Respeita os dogmas e
doutrinas mas diz claramente que prefere colocar-se vivamente diante do Jesus
histórico, opta pelo encontro direto com as pessoas, e a pastoral da ternura.
Insiste que Jesus veio para nos ensinar a viver o amor incondicional, a
solidariedade, e o perdão.
Central para ele é a
misericórdia infinita de Deus. Vai mais longe ao dizer: ‘Deus não conhece uma
condenação eterna pois perderia para o mal. E Deus não pode perder. Sua
misericórdia não conhece limites’. Por isso chama a todos, uma vez purificados
de suas maldades, para a casa que o Pai e Mãe de bondade preparou para todos,
desde toda a eternidade.

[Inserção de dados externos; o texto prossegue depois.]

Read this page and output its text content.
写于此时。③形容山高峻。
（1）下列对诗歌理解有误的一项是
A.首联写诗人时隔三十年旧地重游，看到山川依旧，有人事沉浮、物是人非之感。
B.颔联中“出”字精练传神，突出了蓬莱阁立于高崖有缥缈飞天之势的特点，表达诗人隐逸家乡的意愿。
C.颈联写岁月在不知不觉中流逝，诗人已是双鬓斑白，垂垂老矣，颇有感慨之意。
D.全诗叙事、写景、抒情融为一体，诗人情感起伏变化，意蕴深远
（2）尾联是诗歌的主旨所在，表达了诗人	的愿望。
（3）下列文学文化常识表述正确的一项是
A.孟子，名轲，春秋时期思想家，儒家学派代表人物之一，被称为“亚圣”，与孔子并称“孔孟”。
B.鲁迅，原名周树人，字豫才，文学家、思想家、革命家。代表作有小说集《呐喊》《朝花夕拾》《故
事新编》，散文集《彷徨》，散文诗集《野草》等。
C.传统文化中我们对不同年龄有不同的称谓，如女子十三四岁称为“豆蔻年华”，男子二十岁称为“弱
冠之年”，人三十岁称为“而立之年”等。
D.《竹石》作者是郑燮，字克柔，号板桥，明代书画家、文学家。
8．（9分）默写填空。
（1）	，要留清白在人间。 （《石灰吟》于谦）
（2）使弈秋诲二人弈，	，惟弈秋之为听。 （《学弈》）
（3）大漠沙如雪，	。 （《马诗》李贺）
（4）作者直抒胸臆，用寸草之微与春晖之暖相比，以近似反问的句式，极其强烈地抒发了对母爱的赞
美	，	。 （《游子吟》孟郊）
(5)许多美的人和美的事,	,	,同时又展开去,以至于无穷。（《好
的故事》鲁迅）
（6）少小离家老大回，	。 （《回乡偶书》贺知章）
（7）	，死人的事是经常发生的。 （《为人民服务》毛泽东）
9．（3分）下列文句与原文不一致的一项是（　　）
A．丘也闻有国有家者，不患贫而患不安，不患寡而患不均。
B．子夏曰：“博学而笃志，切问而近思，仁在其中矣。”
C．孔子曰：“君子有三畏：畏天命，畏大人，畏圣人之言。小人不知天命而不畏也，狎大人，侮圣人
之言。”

Morrer é sentir-se chamado por Deus, e vai-se alegre
para o Grande Encontro.
Eis outro tipo de
pontificado, outro modelo de ser humano que reconhece que perdeu a paciência
quando uma mulher o puxou e apertou longa e duramente sua mão. Irritado,
bateu-lhe a mão por duas ou três vezes. Mas, no dia seguinte, pediu
publicamente perdão.
Dois Papas: diferentes e complementares
O Papa Francisco abriu sua
inteira humanidade, dando-se o direito à alegria de viver, de torcer pelo seu
time de estimação - o San Lorenzo, de apreciar a música dos Beatles, até
conquistar o Papa Bento XVI a dançar um tango, impensável a um severo acadêmico
alemão. Aqui aparece não o Papa, mas o homem Bergoglio, que desentranha
humanidade recolhida do homem Ratzinger. Ambos são diferentes, mas se integram
na dança de um tango de pessoas anciãs.
O filme é uma bela metáfora
da condição humana, de dois modos diferentes de realizar a humanidade, que não
se opõem mas se compõem e se completam; uma com a ternura, e a outra com o
rigor.
Vale ver o filme, pois nos faz pensar e nos
oferece lições de mútua escuta, de verdades ditas sem rebuços, e de uma amizade
que vai crescendo, na medida em que a relação se descontrai, de encontro a
encontro. O perdão que um dá ao outro, e o abraço final, longo e carinhoso,
engrandece o humano e o espiritual, presentes em cada um de nós.